Communication after laryngectomy. An assessment of patient satisfaction

K S Clements, C H Rassekh, H Seikaly, J A Hokanson, K H Calhoun
Archives of Otolaryngology—Head & Neck Surgery 1997, 123 (5): 493-6

OBJECTIVES: To determine the satisfaction of patients with their current method of alaryngeal communication. To focus primarily on the patients' perception of their own speech.

DESIGN: A retrospective review of patients who underwent total laryngectomy for malignancy identified 4 groups of patients. A survey using a mailed questionnaire was used to compare groups.

SETTING: Tertiary care university hospital, University of Texas Medical Branch at Galveston.

PATIENTS: Forty-seven patients underwent total laryngectomy for cancer and survived. Thirty-one of the 47 patients responded to the survey. Patients were divided into 4 groups by their current method of communication: (1) tablet writers; (2) esophageal speech; (3) electrolarynx; and (4) tracheoesophageal speech.
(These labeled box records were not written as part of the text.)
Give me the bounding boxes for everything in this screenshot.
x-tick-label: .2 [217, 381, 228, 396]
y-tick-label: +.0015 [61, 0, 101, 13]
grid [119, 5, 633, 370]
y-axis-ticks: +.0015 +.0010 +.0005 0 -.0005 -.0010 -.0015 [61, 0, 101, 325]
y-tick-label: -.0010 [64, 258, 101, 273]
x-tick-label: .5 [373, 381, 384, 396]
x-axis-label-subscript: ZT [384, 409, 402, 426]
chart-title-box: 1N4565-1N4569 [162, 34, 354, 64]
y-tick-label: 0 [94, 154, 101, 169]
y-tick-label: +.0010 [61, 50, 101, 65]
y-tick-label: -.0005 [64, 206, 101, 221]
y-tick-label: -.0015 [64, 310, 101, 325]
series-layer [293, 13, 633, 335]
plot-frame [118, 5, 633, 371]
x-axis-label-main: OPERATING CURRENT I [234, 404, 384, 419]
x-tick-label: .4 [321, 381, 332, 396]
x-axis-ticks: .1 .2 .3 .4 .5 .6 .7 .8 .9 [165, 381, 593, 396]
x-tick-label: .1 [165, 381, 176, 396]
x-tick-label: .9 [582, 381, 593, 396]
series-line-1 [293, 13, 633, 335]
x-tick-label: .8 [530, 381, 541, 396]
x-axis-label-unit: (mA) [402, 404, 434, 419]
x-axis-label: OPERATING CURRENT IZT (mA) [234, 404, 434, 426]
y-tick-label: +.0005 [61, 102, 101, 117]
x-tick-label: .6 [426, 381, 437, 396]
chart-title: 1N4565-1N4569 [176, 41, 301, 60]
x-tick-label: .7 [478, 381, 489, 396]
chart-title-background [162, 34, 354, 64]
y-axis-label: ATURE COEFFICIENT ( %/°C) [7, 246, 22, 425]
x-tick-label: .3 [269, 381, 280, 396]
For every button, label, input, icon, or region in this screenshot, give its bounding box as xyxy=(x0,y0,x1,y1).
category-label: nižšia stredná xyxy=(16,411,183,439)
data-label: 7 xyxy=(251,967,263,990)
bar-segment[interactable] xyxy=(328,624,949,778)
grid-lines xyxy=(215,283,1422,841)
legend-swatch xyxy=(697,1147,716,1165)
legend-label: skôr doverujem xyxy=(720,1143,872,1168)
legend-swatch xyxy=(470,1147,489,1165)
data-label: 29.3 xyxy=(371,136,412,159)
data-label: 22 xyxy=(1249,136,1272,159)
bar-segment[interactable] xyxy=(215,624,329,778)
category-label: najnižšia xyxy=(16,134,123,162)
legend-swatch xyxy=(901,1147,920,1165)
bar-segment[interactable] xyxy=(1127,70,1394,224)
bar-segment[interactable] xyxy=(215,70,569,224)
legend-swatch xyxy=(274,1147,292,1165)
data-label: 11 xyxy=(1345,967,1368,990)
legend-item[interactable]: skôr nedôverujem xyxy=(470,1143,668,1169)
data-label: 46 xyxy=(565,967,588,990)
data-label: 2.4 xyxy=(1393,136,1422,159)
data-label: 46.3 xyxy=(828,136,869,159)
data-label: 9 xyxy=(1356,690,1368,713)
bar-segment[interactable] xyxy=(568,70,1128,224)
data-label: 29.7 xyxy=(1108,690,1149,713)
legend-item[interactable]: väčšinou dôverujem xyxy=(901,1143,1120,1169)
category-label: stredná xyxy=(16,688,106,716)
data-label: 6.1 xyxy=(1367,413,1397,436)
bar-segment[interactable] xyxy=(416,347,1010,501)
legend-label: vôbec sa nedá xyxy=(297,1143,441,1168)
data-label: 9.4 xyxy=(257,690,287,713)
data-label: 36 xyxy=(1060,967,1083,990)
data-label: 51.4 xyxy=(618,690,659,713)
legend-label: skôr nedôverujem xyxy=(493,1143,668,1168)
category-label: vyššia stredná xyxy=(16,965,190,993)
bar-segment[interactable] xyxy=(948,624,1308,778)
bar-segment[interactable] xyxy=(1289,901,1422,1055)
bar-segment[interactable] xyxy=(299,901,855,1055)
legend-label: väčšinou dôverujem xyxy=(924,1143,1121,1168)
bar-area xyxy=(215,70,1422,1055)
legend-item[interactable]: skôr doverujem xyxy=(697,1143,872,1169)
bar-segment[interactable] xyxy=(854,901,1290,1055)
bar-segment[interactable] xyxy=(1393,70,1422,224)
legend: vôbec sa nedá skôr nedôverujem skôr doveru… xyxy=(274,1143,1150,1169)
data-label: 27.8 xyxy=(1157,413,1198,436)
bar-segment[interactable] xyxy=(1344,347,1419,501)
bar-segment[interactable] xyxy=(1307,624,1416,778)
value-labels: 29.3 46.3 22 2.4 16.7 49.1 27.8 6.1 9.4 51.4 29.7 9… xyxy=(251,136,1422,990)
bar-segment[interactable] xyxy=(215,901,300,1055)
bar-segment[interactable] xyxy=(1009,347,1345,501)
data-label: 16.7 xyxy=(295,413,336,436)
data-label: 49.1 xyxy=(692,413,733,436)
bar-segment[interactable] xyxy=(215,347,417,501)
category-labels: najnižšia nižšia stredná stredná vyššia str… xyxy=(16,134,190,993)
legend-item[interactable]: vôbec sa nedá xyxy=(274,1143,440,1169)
MAIN OUTCOME MEASURES: Satisfaction with communication, satisfaction with speech quality, ability to communicate over telephone, limitation of interaction with others, and satisfaction with quality of life.

RESULTS: Patients in group 4 were significantly more satisfied with their speech (P < .001), perceived their speech to be of better quality (P < .001), had improved ability to communicate over the telephone (P < .001), and had less limitation of their interactions with others (P < .004). Patients in group 4 also rated their overall quality of life higher (P = .23).

CONCLUSION: Although many studies in the past have demonstrated the objective superiority of tracheoesophageal speech compared with other methods of alaryngeal communication, most studies have focused on the intelligibility of speech judged by listeners. This study demonstrates that patients who use tracheoesophageal speech rate their own speech significantly higher than patients who use other methods and most likely have an overall superior quality of life.